Steel Products Prices North America
Steel Import Market Share for Sheet, Plate, Long, Tubular Products
Written by Peter Wright
December 12, 2019
This Steel Market Update report examines the import share of sheet, plate, long and tubular products and 16 subcategories. Since January, there has only been one month when the import market share of total sheet products exceeded 15 percent. The import share of HRC has been below 10 percent since January.
The most striking result in this analysis is the data for other metallic coated sheet where the import share has declined by more than half in two years. It’s notable not just because imports have declined, but also because domestic shipments have almost doubled since mid-2017.
Table 1 shows total supply to the market in three months through October and in 12 months through October for the four product groups and the 16 sub-categories. Supply to the market is the total of domestic mill shipments to domestic locations plus imports. It shows imports on the same three and 12-month basis and then calculates import market share for the two time periods for 16 products. Finally, it subtracts the 12-month share from the three-month share and color codes the result green or red. If the result of the subtraction is positive, it means that import share is increasing and the code is red.

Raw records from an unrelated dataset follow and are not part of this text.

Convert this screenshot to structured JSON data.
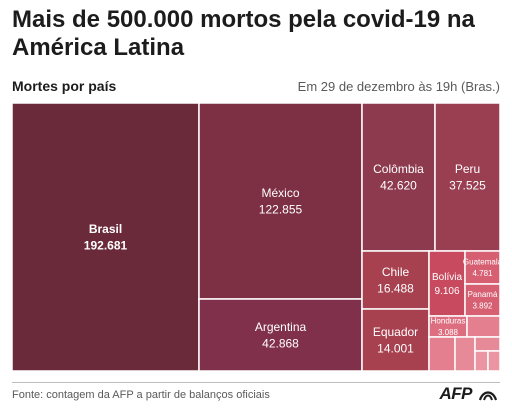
{
  "title": "Mais de 500.000 mortos pela covid-19 na América Latina",
  "subtitle": "Mortes por país",
  "date_note": "Em 29 de dezembro às 19h (Bras.)",
  "source": "Fonte: contagem da AFP a partir de balanços oficiais",
  "logo": "AFP",
  "chart_data": {
    "type": "treemap",
    "title": "Mais de 500.000 mortos pela covid-19 na América Latina",
    "subtitle": "Mortes por país",
    "items": [
      {
        "name": "Brasil",
        "label": "192.681",
        "value": 192681,
        "color": "#6b2a3a"
      },
      {
        "name": "México",
        "label": "122.855",
        "value": 122855,
        "color": "#7d2f44"
      },
      {
        "name": "Argentina",
        "label": "42.868",
        "value": 42868,
        "color": "#80304a"
      },
      {
        "name": "Colômbia",
        "label": "42.620",
        "value": 42620,
        "color": "#8e3a4e"
      },
      {
        "name": "Peru",
        "label": "37.525",
        "value": 37525,
        "color": "#9a3e52"
      },
      {
        "name": "Chile",
        "label": "16.488",
        "value": 16488,
        "color": "#a7404f"
      },
      {
        "name": "Equador",
        "label": "14.001",
        "value": 14001,
        "color": "#a7404f"
      },
      {
        "name": "Bolívia",
        "label": "9.106",
        "value": 9106,
        "color": "#c84a5f"
      },
      {
        "name": "Guatemala",
        "label": "4.781",
        "value": 4781,
        "color": "#d65f72"
      },
      {
        "name": "Panamá",
        "label": "3.892",
        "value": 3892,
        "color": "#d65f72"
      },
      {
        "name": "Honduras",
        "label": "3.088",
        "value": 3088,
        "color": "#dd6e80"
      },
      {
        "name": "",
        "label": "",
        "value": 2000,
        "color": "#e37f8e"
      },
      {
        "name": "",
        "label": "",
        "value": 1500,
        "color": "#e37f8e"
      },
      {
        "name": "",
        "label": "",
        "value": 1200,
        "color": "#e78a98"
      },
      {
        "name": "",
        "label": "",
        "value": 900,
        "color": "#e78a98"
      },
      {
        "name": "",
        "label": "",
        "value": 700,
        "color": "#eb95a2"
      },
      {
        "name": "",
        "label": "",
        "value": 500,
        "color": "#eb95a2"
      }
    ]
  }
}
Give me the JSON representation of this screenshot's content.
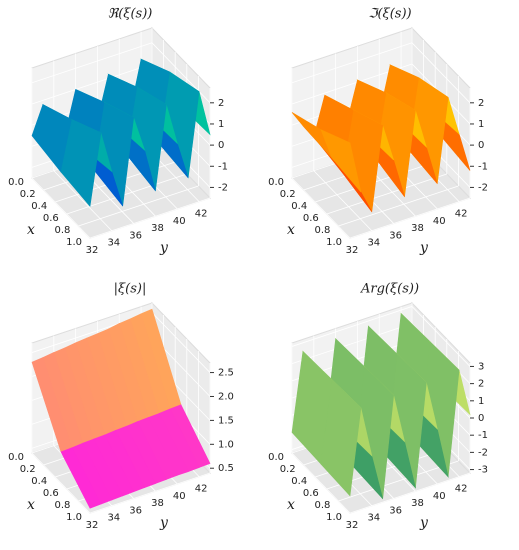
{
  "chart_data": [
    {
      "type": "surface",
      "title": "ℜ(ξ(s))",
      "x_label": "x",
      "y_label": "y",
      "xlim": [
        0,
        1
      ],
      "ylim": [
        32,
        43
      ],
      "zlim": [
        -2.5,
        2.7
      ],
      "xticks": [
        {
          "value": 0,
          "label": "0.0"
        },
        {
          "value": 0.2,
          "label": "0.2"
        },
        {
          "value": 0.4,
          "label": "0.4"
        },
        {
          "value": 0.6,
          "label": "0.6"
        },
        {
          "value": 0.8,
          "label": "0.8"
        },
        {
          "value": 1,
          "label": "1.0"
        }
      ],
      "yticks": [
        32,
        34,
        36,
        38,
        40,
        42
      ],
      "zticks": [
        -2,
        -1,
        0,
        1,
        2
      ],
      "colormap": [
        "#0000ff",
        "#00ff80"
      ],
      "grid": true,
      "surface_x": [
        0,
        0.5,
        1
      ],
      "surface_y": [
        32,
        33,
        34,
        35,
        36,
        37,
        38,
        39,
        40,
        41,
        42,
        43
      ],
      "z": [
        [
          -0.5,
          0.8,
          -0.3,
          -1,
          1,
          0.5,
          -0.8,
          1.2,
          0.3,
          -0.9,
          1.4,
          0.2
        ],
        [
          -0.8,
          1.5,
          0,
          -1.2,
          1.8,
          0.6,
          -1,
          2,
          0.5,
          -1,
          2.2,
          0.4
        ],
        [
          -1,
          2.3,
          0.3,
          -1.5,
          2.5,
          0.8,
          -1.3,
          2.6,
          0.6,
          -1.2,
          2.7,
          0.5
        ]
      ]
    },
    {
      "type": "surface",
      "title": "ℑ(ξ(s))",
      "x_label": "x",
      "y_label": "y",
      "xlim": [
        0,
        1
      ],
      "ylim": [
        32,
        43
      ],
      "zlim": [
        -2.5,
        2.7
      ],
      "xticks": [
        {
          "value": 0,
          "label": "0.0"
        },
        {
          "value": 0.2,
          "label": "0.2"
        },
        {
          "value": 0.4,
          "label": "0.4"
        },
        {
          "value": 0.6,
          "label": "0.6"
        },
        {
          "value": 0.8,
          "label": "0.8"
        },
        {
          "value": 1,
          "label": "1.0"
        }
      ],
      "yticks": [
        32,
        34,
        36,
        38,
        40,
        42
      ],
      "zticks": [
        -2,
        -1,
        0,
        1,
        2
      ],
      "colormap": [
        "#ff0000",
        "#ffff00"
      ],
      "grid": true,
      "surface_x": [
        0,
        0.5,
        1
      ],
      "surface_y": [
        32,
        33,
        34,
        35,
        36,
        37,
        38,
        39,
        40,
        41,
        42,
        43
      ],
      "z": [
        [
          0.6,
          -0.2,
          -0.9,
          0.9,
          0.3,
          -0.8,
          1.1,
          0.2,
          -0.9,
          1.3,
          0.4,
          -0.8
        ],
        [
          1.2,
          -0.3,
          -1.2,
          1.6,
          0.4,
          -1,
          1.9,
          0.5,
          -1.1,
          2.1,
          0.5,
          -1
        ],
        [
          2,
          -0.5,
          -1.6,
          2.3,
          0.5,
          -1.4,
          2.5,
          0.6,
          -1.3,
          2.6,
          0.7,
          -1.2
        ]
      ]
    },
    {
      "type": "surface",
      "title": "|ξ(s)|",
      "x_label": "x",
      "y_label": "y",
      "xlim": [
        0,
        1
      ],
      "ylim": [
        32,
        43
      ],
      "zlim": [
        0.4,
        2.7
      ],
      "xticks": [
        {
          "value": 0,
          "label": "0.0"
        },
        {
          "value": 0.2,
          "label": "0.2"
        },
        {
          "value": 0.4,
          "label": "0.4"
        },
        {
          "value": 0.6,
          "label": "0.6"
        },
        {
          "value": 0.8,
          "label": "0.8"
        },
        {
          "value": 1,
          "label": "1.0"
        }
      ],
      "yticks": [
        32,
        34,
        36,
        38,
        40,
        42
      ],
      "zticks": [
        0.5,
        {
          "value": 1,
          "label": "1.0"
        },
        1.5,
        {
          "value": 2,
          "label": "2.0"
        },
        2.5
      ],
      "colormap": [
        "#ff00ff",
        "#ffff00"
      ],
      "grid": true,
      "surface_x": [
        0,
        0.5,
        1
      ],
      "surface_y": [
        32,
        33,
        34,
        35,
        36,
        37,
        38,
        39,
        40,
        41,
        42,
        43
      ],
      "z": [
        [
          2.3,
          2.32,
          2.35,
          2.37,
          2.4,
          2.42,
          2.44,
          2.46,
          2.5,
          2.52,
          2.55,
          2.57
        ],
        [
          1.05,
          1.06,
          1.08,
          1.09,
          1.1,
          1.12,
          1.13,
          1.15,
          1.16,
          1.17,
          1.19,
          1.2
        ],
        [
          0.5,
          0.51,
          0.52,
          0.53,
          0.54,
          0.55,
          0.56,
          0.57,
          0.58,
          0.58,
          0.59,
          0.6
        ]
      ]
    },
    {
      "type": "surface",
      "title": "Arg(ξ(s))",
      "x_label": "x",
      "y_label": "y",
      "xlim": [
        0,
        1
      ],
      "ylim": [
        32,
        43
      ],
      "zlim": [
        -3.2,
        3.2
      ],
      "xticks": [
        {
          "value": 0,
          "label": "0.0"
        },
        {
          "value": 0.2,
          "label": "0.2"
        },
        {
          "value": 0.4,
          "label": "0.4"
        },
        {
          "value": 0.6,
          "label": "0.6"
        },
        {
          "value": 0.8,
          "label": "0.8"
        },
        {
          "value": 1,
          "label": "1.0"
        }
      ],
      "yticks": [
        32,
        34,
        36,
        38,
        40,
        42
      ],
      "zticks": [
        -3,
        -2,
        -1,
        0,
        1,
        2,
        3
      ],
      "colormap": [
        "#008066",
        "#ffff66"
      ],
      "grid": true,
      "surface_x": [
        0,
        0.5,
        1
      ],
      "surface_y": [
        32,
        33,
        34,
        35,
        36,
        37,
        38,
        39,
        40,
        41,
        42,
        43
      ],
      "z": [
        [
          -2,
          2.5,
          -0.5,
          -2.8,
          2.6,
          -0.3,
          -2.9,
          2.7,
          -0.2,
          -2.8,
          2.8,
          0
        ],
        [
          -2.1,
          2.6,
          -0.4,
          -2.9,
          2.7,
          -0.2,
          -2.9,
          2.8,
          -0.1,
          -2.9,
          2.9,
          0.1
        ],
        [
          -2.2,
          2.7,
          -0.3,
          -3,
          2.8,
          -0.1,
          -3,
          2.9,
          0,
          -3,
          3,
          0.2
        ]
      ]
    }
  ]
}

The big picture is that import market share declined in three months compared to 12 months for all except four of the 16 products considered.
There is a huge difference in import market share between products with each of the tubular products and coiled plate being the worst cases. See note below about tubular products.
Figure 1 shows the historical import market share of plate and total sheet products. The import share of plate has been decreasing erratically for four years. There has been a downward drift of sheet product import share for the last 2 1/2 years.
Figure 2 shows the import market share of the four major sheet products. Other metallic coated (mainly Galvalume) traditionally has had by far the highest import market share, but the gap has been closing since late 2017. Domestic producers have made major inroads into the supply picture of OMC products. For the last four years, hot rolled coil has had the lowest import market share of the major sheet products.
Figure 3 breaks out coiled and CTL plate from the flat rolled total and shows that coil imports currently have almost seven times the market share of CTL imports.
Figure 4 describes the total import share of tubular goods and long products. It is evident as we work the numbers that data for the domestic production of tubulars is greatly understated. This is probably because of a more fragmented supply chain and the independent tubers not reporting to the extent that the steel mills do for other products. This has the result of increasing the apparent import market share. Even though we don’t believe these numbers for tubulars, we are including them here in the belief that trends should still have some validity. Since December 2017, the import market share of long products has been historically low.
Figure 5 shows the import market share of the individual tubular products. Based on the available information, all are very high compared to other steel product groups. Line pipe is the highest, but declined dramatically in September and October. We hope that the errors in the tubular data are consistent and the shape of the curves in Figure 5 is useful to industry professionals.
Figure 6 shows the detail for the four major sectors of the long products group. The most significant reduction is for wire rod, which in the years 2014 through most of 2017 had double the import market share of the other long products. In late 2017 the gap narrowed. The import share of hot rolled bars has declined by 50 percent in the 18 months including October 2019. Rebar has been very erratic with no clear trend for two years. The import market share of structural shapes has been increasing for 12 months.